We need to move on. I am optimistic that this council is not going to follow the behaviour of previous councils by taking fright and backing off from making tough decisions halfway through the term, because as well as representing the opinions of people in our wards, we are all signed up to the medium term financial plan and have to look at the bigger picture. The choices get tougher as the options narrow.
Meanwhile, the Shetland Learning Partnership project is getting under way. This exciting development will involve closer collaboration with the colleges and with employers. The plans are already well developed and by next year it should be possible to start offering the opportunity for pupils in their senior phase to take an HNC as well as their other qualifications.
If we stick to S1-S4 in the junior highs we would be unable to offer this to all pupils. It is planned to align timetabling across both high schools and the further education sector, and align the curriculum model at all secondary schools (S1-S3) so pupils will have similar opportunities regardless of where they receive their broad general education. If we can’t pursue this we are doing our young people a disservice and will be in danger of creating a two-tier system.
This whole argument is about quality of education. I will list below the things which will be cut if we don’t reconfigure the school estate, but the most important thing to remember is that we will have to continue cutting back on resources in all our schools, primary and secondary, if we don’t reconfigure the secondary school estate.
So far the primaries have taken a big hit: their resources and staffing have been squeezed until the pips squeak. Ask any teacher. If this carries on, at some point quality is going to suffer.

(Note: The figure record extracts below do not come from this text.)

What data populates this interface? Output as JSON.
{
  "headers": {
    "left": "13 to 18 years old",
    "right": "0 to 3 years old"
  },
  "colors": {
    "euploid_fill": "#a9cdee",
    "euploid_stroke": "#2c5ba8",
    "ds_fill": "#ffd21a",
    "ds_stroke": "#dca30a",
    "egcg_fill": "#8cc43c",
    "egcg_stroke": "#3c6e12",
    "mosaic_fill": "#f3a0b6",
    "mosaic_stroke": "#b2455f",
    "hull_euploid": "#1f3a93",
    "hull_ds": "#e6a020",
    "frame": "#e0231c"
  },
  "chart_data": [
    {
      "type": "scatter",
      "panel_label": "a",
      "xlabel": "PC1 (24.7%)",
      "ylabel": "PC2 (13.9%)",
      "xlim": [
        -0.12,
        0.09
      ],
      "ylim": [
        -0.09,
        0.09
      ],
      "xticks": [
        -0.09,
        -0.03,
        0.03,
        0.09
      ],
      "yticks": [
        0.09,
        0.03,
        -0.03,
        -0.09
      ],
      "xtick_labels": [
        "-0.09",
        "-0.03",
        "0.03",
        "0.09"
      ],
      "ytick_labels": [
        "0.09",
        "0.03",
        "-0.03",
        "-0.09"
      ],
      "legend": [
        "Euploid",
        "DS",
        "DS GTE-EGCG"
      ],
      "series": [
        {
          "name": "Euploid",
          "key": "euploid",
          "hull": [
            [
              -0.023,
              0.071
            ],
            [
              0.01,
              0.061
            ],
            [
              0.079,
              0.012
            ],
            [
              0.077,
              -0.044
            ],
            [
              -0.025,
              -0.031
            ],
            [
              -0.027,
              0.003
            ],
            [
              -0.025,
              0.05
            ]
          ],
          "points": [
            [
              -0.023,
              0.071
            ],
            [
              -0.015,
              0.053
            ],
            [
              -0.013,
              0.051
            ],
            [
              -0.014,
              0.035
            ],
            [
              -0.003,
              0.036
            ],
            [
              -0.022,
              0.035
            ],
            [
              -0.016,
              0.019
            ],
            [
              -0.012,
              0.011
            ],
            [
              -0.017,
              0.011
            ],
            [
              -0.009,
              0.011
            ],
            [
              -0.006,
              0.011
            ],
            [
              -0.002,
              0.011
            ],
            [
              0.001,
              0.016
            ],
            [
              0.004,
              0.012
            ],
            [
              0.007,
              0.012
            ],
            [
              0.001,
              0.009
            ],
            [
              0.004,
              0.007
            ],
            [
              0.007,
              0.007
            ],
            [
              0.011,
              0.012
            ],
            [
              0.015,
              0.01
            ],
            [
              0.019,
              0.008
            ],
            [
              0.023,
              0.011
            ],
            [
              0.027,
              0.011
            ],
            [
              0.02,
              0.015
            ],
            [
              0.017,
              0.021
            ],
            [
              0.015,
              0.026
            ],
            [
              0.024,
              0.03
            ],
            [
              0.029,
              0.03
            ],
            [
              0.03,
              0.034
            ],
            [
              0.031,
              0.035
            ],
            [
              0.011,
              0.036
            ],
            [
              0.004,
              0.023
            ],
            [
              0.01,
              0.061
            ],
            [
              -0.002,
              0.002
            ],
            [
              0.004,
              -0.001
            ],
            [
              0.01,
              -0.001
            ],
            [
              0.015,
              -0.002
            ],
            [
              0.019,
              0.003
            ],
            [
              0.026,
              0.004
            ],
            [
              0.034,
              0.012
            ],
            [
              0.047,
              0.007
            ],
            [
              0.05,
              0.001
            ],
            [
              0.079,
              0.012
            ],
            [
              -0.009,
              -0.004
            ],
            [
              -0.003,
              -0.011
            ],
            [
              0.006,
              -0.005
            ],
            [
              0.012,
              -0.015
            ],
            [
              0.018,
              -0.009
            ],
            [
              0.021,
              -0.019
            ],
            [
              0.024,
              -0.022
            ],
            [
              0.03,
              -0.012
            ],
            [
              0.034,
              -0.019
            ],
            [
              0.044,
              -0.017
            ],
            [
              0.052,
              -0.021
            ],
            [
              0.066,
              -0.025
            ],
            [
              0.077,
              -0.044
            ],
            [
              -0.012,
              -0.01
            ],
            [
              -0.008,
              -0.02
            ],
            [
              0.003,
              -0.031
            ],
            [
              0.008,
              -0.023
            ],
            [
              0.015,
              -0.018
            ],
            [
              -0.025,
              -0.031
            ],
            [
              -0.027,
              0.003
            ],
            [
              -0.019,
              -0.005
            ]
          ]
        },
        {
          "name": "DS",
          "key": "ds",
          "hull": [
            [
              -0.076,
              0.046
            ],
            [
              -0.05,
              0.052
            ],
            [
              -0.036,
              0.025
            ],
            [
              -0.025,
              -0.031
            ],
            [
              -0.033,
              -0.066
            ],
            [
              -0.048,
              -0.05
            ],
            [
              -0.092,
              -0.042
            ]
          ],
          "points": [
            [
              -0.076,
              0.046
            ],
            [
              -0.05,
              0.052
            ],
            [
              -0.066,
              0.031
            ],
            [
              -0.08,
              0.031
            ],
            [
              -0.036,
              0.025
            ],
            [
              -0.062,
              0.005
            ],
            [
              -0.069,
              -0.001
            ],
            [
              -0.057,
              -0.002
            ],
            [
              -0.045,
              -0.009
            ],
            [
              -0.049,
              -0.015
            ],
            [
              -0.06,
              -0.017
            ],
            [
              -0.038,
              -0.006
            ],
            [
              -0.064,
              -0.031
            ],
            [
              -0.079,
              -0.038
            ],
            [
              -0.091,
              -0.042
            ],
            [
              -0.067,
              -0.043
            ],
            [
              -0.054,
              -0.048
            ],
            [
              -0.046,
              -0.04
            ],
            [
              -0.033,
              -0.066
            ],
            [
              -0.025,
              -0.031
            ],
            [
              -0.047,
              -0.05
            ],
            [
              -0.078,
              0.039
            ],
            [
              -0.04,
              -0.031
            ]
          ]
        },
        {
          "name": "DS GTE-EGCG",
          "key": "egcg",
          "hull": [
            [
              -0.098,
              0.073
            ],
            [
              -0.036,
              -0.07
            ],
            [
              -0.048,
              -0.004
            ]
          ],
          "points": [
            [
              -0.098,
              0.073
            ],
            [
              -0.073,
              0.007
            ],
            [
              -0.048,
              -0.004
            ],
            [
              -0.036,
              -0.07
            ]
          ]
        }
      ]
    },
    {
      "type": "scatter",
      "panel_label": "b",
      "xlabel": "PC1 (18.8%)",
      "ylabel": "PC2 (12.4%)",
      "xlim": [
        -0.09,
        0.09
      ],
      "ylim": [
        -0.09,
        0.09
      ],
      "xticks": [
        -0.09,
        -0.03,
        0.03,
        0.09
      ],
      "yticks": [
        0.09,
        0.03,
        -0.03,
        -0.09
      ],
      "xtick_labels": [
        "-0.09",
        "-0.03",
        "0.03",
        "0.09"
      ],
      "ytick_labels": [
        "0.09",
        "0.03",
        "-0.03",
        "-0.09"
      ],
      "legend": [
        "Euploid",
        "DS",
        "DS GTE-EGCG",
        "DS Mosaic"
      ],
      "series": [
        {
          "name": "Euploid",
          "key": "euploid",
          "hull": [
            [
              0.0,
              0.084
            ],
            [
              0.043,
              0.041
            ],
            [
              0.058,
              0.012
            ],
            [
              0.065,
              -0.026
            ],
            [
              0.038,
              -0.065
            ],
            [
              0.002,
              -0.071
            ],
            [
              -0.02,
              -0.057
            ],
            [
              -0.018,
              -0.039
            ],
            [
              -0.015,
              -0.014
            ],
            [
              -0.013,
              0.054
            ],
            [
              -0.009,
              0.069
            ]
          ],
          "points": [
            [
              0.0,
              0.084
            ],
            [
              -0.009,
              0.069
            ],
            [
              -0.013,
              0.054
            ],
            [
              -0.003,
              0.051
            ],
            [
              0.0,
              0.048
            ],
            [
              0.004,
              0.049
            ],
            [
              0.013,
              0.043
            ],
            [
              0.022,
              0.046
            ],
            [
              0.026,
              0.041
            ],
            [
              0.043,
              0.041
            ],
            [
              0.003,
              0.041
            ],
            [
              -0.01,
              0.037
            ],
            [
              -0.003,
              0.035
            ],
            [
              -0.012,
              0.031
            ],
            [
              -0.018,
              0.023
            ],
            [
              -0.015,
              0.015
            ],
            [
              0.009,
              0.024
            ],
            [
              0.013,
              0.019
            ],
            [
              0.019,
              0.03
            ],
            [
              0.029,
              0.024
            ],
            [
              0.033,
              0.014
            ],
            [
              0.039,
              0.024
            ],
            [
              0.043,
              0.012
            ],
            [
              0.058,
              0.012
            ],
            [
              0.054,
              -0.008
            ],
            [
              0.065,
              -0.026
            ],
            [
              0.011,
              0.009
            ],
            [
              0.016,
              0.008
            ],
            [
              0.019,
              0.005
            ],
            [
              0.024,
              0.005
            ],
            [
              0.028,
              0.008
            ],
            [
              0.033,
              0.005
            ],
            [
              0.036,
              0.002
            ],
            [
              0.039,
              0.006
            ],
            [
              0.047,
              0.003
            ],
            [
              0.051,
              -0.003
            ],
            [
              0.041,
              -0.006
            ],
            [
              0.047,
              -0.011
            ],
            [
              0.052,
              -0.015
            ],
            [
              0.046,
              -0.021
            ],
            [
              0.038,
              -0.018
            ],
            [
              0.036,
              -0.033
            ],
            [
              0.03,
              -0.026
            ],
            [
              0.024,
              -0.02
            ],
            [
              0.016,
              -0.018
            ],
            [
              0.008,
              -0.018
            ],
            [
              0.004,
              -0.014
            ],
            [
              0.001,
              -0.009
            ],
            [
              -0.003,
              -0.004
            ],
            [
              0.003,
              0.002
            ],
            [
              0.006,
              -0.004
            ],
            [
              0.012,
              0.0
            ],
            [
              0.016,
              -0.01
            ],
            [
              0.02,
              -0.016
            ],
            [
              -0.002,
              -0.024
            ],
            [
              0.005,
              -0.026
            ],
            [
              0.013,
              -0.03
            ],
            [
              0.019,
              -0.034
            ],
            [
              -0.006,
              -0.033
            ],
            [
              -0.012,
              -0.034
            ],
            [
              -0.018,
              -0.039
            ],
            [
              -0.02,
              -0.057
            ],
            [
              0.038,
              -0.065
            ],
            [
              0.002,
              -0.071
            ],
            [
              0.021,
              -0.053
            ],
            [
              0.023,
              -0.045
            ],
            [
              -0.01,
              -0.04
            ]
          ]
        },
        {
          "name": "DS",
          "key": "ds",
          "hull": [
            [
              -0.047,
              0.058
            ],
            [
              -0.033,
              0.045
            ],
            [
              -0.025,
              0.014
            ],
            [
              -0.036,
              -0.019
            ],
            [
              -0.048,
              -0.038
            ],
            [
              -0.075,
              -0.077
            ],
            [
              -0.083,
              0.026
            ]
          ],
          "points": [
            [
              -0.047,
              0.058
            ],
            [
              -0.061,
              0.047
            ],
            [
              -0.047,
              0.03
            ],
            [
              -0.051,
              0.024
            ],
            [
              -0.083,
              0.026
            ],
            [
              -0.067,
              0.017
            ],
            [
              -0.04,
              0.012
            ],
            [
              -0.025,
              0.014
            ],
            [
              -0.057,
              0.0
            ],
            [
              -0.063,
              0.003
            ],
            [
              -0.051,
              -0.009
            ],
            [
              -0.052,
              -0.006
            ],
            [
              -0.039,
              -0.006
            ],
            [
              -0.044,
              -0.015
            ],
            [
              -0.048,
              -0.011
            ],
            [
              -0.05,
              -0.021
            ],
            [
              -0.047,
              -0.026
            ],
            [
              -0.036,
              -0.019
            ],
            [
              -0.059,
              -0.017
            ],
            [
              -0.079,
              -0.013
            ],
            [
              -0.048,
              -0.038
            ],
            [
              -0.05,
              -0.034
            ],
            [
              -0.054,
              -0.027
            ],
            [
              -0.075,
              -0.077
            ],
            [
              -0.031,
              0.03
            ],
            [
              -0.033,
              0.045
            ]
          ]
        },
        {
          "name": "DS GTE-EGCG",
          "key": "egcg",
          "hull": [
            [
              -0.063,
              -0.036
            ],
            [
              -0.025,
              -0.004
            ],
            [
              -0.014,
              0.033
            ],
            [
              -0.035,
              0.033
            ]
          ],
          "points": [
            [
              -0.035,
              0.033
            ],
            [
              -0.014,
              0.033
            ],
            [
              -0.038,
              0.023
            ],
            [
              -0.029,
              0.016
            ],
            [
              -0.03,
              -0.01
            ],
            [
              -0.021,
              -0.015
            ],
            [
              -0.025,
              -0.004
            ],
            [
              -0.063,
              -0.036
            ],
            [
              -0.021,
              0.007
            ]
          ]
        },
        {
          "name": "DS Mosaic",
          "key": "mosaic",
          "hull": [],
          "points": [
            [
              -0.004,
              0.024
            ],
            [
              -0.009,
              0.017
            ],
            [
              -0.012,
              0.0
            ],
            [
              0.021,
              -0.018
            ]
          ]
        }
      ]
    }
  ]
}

These are areas where savings have already been made:
* reduced expenditure on in-service training;
* reduced number of central staff;
* reduced money available for supply;
* reduced money for CPD [continuing professional development];
* end of knitting instruction;
* charges for instrumental instruction;
* increased charges for school meals;
* reduced operating costs in schools, particularly resources for learning materials and equipment;
* move to national staffing levels in primaries;
* reduced teaching staff in secondary;
* reduced catering and cleaning staff;
* reduced teacher input in nursery;
* more efficient use of resources for ASN;
* reduced opportunities for music instruction;
* reduced honorariums for parent council clerks;
* reduced school building maintenance;
* reduced youth services.
And these are the cuts that will have to be made in order to keep the secondary school estate as it is “and” meet the medium term financial plan:
For savings of £500,000 –
* further reductions in catering and cleaning;
* further savings from ASN;
* a review of janitors’ duties;
* the end of out-of-school clubs.
For savings of £1 million –
* further reduction in principal teachers, secondary staff, central staff,
* depute head teachers teaching half the week,
* composite class for Baltasound.
For savings of £1.5 million –
* further primary school closures in addition to those in the blueprint.
For savings of £2 million –
* end swimming instruction; end instrumental music instruction.
For savings of £2.5 million –
* remove all school operating budgets, e.g. no learning materials;
* reduce the subject choices for secondary education.
So the key points are these:
1.The Curriculum for Excellence cannot work in the current configuration of junior high schools.
2.The council cannot afford to sustain the current model of education.
3.By keeping all the schools open we could create a second rate education service.
4.Transitions during secondary should not happen, but if they have to they should take place before the senior phase begins.
5.We will serve no-one well by focusing on keeping schools open instead of concentrating on education.
6.Whalsay and Mid Yell should definitely stay open from S1-S3 for geographical reasons.